Serverless NEGs used with cross-region internal Application Load Balancers can only point to Cloud Run or Cloud Run functions (2nd gen) resources.

Limitations with global external Application Load Balancers

This sections lists the limitations you'll encounter when configuring serverless NEGs with global external Application Load Balancers.

Limitations with Cloud Run

An external Application Load Balancer with serverless NEGs does not support Knative serving.
External Application Load Balancers don't support authenticating end-user requests to Cloud Run resources. However, you can use IAP to authenticate users within your organization. If you want to enable IAP, you should remember that IAP and Cloud CDN are incompatible with each other. They cannot be enabled on the same backend service.

Limitations with App Engine

Multi-region load balancing is not supported with App Engine. This is because App Engine requires 1 region per project.
If you're using IAP, you must use the same OAuth client ID for all App Engine services associated with a single load balancer.
Only one IAP policy is allowed on the request path. For example, if you have already set an IAP policy in the backend service, you shouldn't set another IAP policy on the App Engine app.
Global external Application Load Balancers with both App Engine flexible environment backends and App Engine standard environment backends don't support cross-project service referencing.
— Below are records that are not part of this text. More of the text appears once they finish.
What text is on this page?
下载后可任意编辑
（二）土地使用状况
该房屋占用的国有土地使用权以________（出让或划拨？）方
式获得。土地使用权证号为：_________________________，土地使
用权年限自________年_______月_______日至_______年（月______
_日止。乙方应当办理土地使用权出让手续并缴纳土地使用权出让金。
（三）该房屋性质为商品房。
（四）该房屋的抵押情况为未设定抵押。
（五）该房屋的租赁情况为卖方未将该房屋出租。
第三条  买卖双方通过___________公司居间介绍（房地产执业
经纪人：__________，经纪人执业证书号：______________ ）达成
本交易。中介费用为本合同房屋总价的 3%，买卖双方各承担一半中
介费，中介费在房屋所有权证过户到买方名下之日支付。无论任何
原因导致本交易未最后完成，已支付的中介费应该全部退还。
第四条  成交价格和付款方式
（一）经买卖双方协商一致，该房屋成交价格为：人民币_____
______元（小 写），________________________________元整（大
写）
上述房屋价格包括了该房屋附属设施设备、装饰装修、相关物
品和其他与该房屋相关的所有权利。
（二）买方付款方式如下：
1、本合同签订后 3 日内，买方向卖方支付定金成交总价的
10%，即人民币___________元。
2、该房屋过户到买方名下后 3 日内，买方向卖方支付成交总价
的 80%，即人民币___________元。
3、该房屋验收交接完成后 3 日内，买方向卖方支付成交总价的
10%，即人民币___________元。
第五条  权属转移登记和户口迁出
We recommend that you use ingress controls so that your app only receives requests sent from the load balancer (and the VPC if you use it). Otherwise, users can use your app's App Engine URL to bypass the load balancer, Cloud Armor security policies, SSL certificates, and private keys that are passed through the load balancer.

Limitations with API Gateway

For more information, see Limitations on serverless NEGs and API Gateway.

Limitations with traffic management features

Advanced traffic management features like load balancing locality policy and session affinity aren't supported with serverless NEG backends.
Specifying a session affinity on a backend service with a serverless NEG backend won't work. As a workaround for Cloud Run, use its specific session affinity feature.

Pricing

To see pricing information for load balancers with serverless NEGs, see All networking pricing: Cloud Load Balancing.